Toltecs. The dynamic force in these changes was the barbarian of the northern frontier. These “Chichimecs”, to use a name later applied by the Aztecs to the “wild tribes” who had been their not too distant ancestors, were former peoples of the Desert cultural tradition food-collectors, hunters, and incipient cultivators – who were becoming, or had very recently become, acculturated to the Mesoamerican tradition.

It may be that drought and crop failure on the semi-arid northern frontier drove these tribesmen down onto the civilized populations of central Mexico. Or it may have been simply a matter of the “outlanders” finally developing to the point where they could successfully challenge the “soft” city dwellers.



Whichever, they came southward. Some of them settled in the Valley of Mexico and the Central Mexican highlands; others probably pushed still farther south. Many or most of them were Nahua-speakers, and the migrations of the Nahua into southern Mesoamerica probably began at this time. But out of this welter of Chichimec invaders and migrations one group rose to power in the early Postclassic Period, the group that became known as the Toltecs.

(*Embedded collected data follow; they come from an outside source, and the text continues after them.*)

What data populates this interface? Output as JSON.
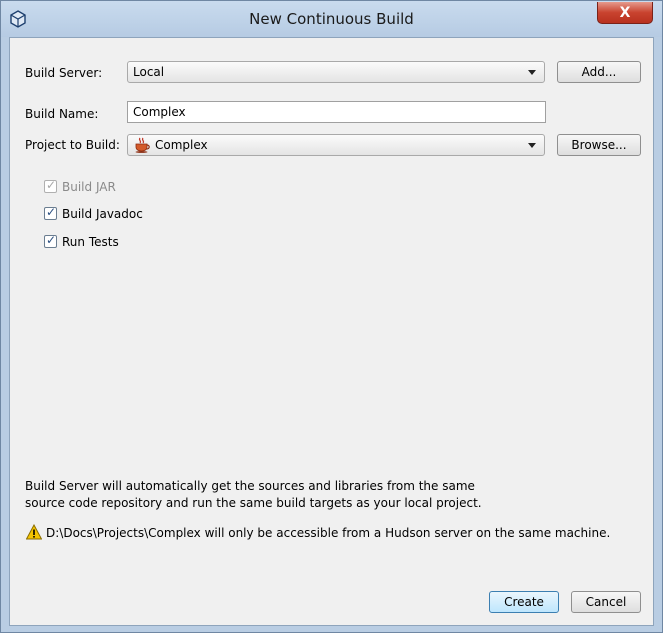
{
  "window": {
    "title": "New Continuous Build",
    "close_label": "X"
  },
  "form": {
    "build_server": {
      "label": "Build Server:",
      "value": "Local",
      "add_label": "Add..."
    },
    "build_name": {
      "label": "Build Name:",
      "value": "Complex"
    },
    "project": {
      "label": "Project to Build:",
      "value": "Complex",
      "browse_label": "Browse..."
    }
  },
  "options": [
    {
      "label": "Build JAR",
      "checked": true,
      "enabled": false
    },
    {
      "label": "Build Javadoc",
      "checked": true,
      "enabled": true
    },
    {
      "label": "Run Tests",
      "checked": true,
      "enabled": true
    }
  ],
  "info_text": {
    "line1": "Build Server will automatically get the sources and libraries from the same",
    "line2": "source code repository and run the same build targets as your local project."
  },
  "warning_text": "D:\\Docs\\Projects\\Complex will only be accessible from a Hudson server on the same machine.",
  "buttons": {
    "create": "Create",
    "cancel": "Cancel"
  },
  "colors": {
    "warning": "#f5c400",
    "close": "#c9432f",
    "accent": "#3c7fb1"
  }
}
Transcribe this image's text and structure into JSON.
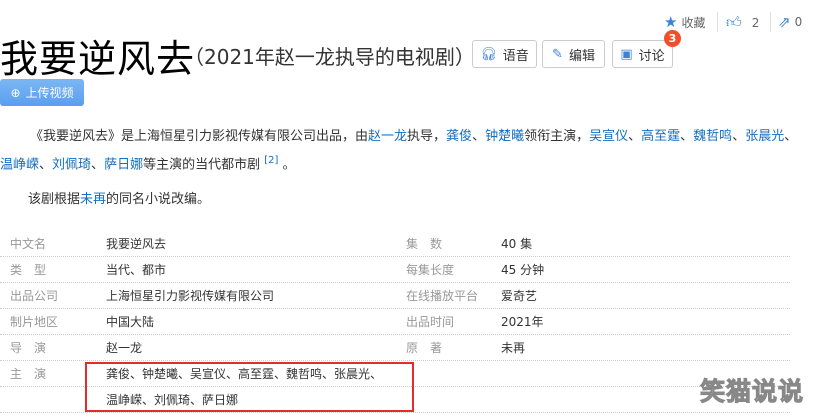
{
  "header": {
    "title": "我要逆风去",
    "subtitle": "（2021年赵一龙执导的电视剧）"
  },
  "actions": {
    "collect": "收藏",
    "like_count": "2",
    "share_count": "0",
    "voice": "语音",
    "edit": "编辑",
    "discuss": "讨论",
    "discuss_badge": "3",
    "upload_video": "上传视频"
  },
  "summary": {
    "p1": [
      {
        "t": "《我要逆风去》是上海恒星引力影视传媒有限公司出品，由",
        "link": false
      },
      {
        "t": "赵一龙",
        "link": true
      },
      {
        "t": "执导，",
        "link": false
      },
      {
        "t": "龚俊",
        "link": true
      },
      {
        "t": "、",
        "link": false
      },
      {
        "t": "钟楚曦",
        "link": true
      },
      {
        "t": "领衔主演，",
        "link": false
      },
      {
        "t": "吴宣仪",
        "link": true
      },
      {
        "t": "、",
        "link": false
      },
      {
        "t": "高至霆",
        "link": true
      },
      {
        "t": "、",
        "link": false
      },
      {
        "t": "魏哲鸣",
        "link": true
      },
      {
        "t": "、",
        "link": false
      },
      {
        "t": "张晨光",
        "link": true
      },
      {
        "t": "、",
        "link": false
      },
      {
        "t": "温峥嵘",
        "link": true
      },
      {
        "t": "、",
        "link": false
      },
      {
        "t": "刘佩琦",
        "link": true
      },
      {
        "t": "、",
        "link": false
      },
      {
        "t": "萨日娜",
        "link": true
      },
      {
        "t": "等主演的当代都市剧 ",
        "link": false
      }
    ],
    "ref": "[2]",
    "p1_end": " 。",
    "p2_pre": "该剧根据",
    "p2_link": "未再",
    "p2_post": "的同名小说改编。"
  },
  "infobox": {
    "rows": [
      {
        "l1": "中文名",
        "v1": "我要逆风去",
        "l2": "集　数",
        "v2": "40 集"
      },
      {
        "l1": "类　型",
        "v1": "当代、都市",
        "l2": "每集长度",
        "v2": "45 分钟"
      },
      {
        "l1": "出品公司",
        "v1": "上海恒星引力影视传媒有限公司",
        "l2": "在线播放平台",
        "v2": "爱奇艺"
      },
      {
        "l1": "制片地区",
        "v1": "中国大陆",
        "l2": "出品时间",
        "v2": "2021年"
      },
      {
        "l1": "导　演",
        "v1": "赵一龙",
        "l2": "原　著",
        "v2": "未再"
      }
    ],
    "cast_label": "主　演",
    "cast_line1": "龚俊、钟楚曦、吴宣仪、高至霆、魏哲鸣、张晨光、",
    "cast_line2": "温峥嵘、刘佩琦、萨日娜"
  },
  "watermark": "笑猫说说"
}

According to the semi-legendary histories handed down by the Aztec aristrocacy after the Spanish Conquest, the Toltecs came into Central Mexico from the northwestern frontier and settled at Tula, Hidalgo in the latter part of the tenth century. They were Nahua and Chichimecs, but they also assimilated other tribes who had had a longer history in the civilized Mesoamerican world.



Soon after the founding of Tula, according to the legend, factionalism arose between the followers of the king, Topiltzin, or Topiltzin Quetzaleoatl, and the adherents of a party who worshipped the God Tezcatlipoca. This story undoubtedly has some elements of truth. Topiltzin was a real ruler who either left or was driven out of Tula by his enemies around A.D 987. But tale is also allegorical in describing a conflict in values and beliefs between the feathered Serpent god, or Quetzalcoatl, with whom Topiltzin has become so firmly identified, and the evil Tezcatlipoca.

The former represented the old civilized ways of peace while the latter was the symbol of war and death. That Tezcatliopa should have triumphed was probably a poetic recognition of the trend of the times. In any event, Topiltzin Quetzalcoatl traveled south and east with his band, some say to immolate himself after he reached the Gulf Coast, or, as others believe, to set sail on the sea with the promise that he would later return. Or, perhaps, as certain Mayas history record, he was the Mexican king who with his followers subjugated Yucatan founded a dynasty there.

At Tula, during the two centuries that followed the ejection of Topiltzin, the Toltecs who remained under the tutelage of Ttezcatlipoca became a leading military and political force in Central Mexico and Mesoamerica.